A school has 1000 students and 1000 lockers Student N is ass

A school has 1000 students and 1000 lockers Student N is assigned to locker N. One day student 1 comes to school and opens all 1000 lockers. Student 2 then comes into school goes to her locker (locker #2) and closes it Student 2 then decides to also close lockers 4, 6, 8, 10,... etc Student 3 corned into school goes to his locker (#3) and also lockers 6, 9, 12, 15,...etc and if a locker is open he closes it. and if a locker is closed he opens it. Student 4 goes to lockers 4, 5, 12, 16,... etc and opens the locker if it\'s closed, and closes the locker is it\'s open. Students goes to locker n and all subsequent multiples of n and undoes whatever state the locker is in.
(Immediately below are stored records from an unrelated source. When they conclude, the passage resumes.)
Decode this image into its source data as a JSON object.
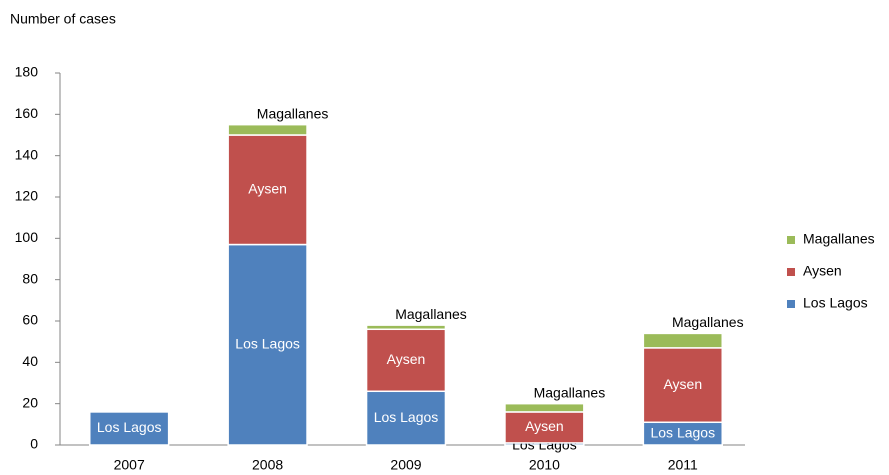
{
  "chart_data": {
    "type": "stacked-bar",
    "y_label": "Number of cases",
    "categories": [
      "2007",
      "2008",
      "2009",
      "2010",
      "2011"
    ],
    "series": [
      {
        "name": "Los Lagos",
        "color": "#4f81bd",
        "values": [
          16,
          97,
          26,
          1,
          11
        ]
      },
      {
        "name": "Aysen",
        "color": "#c0504d",
        "values": [
          0,
          53,
          30,
          15,
          36
        ]
      },
      {
        "name": "Magallanes",
        "color": "#9bbb59",
        "values": [
          0,
          5,
          2,
          4,
          7
        ]
      }
    ],
    "ylim": [
      0,
      180
    ],
    "yticks": [
      0,
      20,
      40,
      60,
      80,
      100,
      120,
      140,
      160,
      180
    ],
    "legend": "right"
  }
}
If this pattern continues through all 1000 students, which lockers remain open after the 1000* student has gone through?

Solution

the numbers which are squares are remain open afetr 1000th student gone through, i.e 1,4,9,16,25,36,........

reason is

any number except squares are even no of divisors i.e

divisors of 2 is 1 & 2.

divisors of 3 is 1 & 3.

divisors of 6 is 1,2,3,6.

divisors of 15 is 1,3,5,15.etc

so one number open the locker and other number close it.since number of divisors even after last the locker must close.for an example suppose number is 15.1 open it,3close it,5open it & 15 close it.

for squares no of divisors is odd always i.e

divisors of 1 is 1.

divisors of 4 is 1,2,4.

divisors of 16 is 1,2,4,8,16.and so on.

so one open it,second close it & last one obviously open it again.for an example suppose the number is 16.1open it,2close it,4open it,8close it & 16 open it.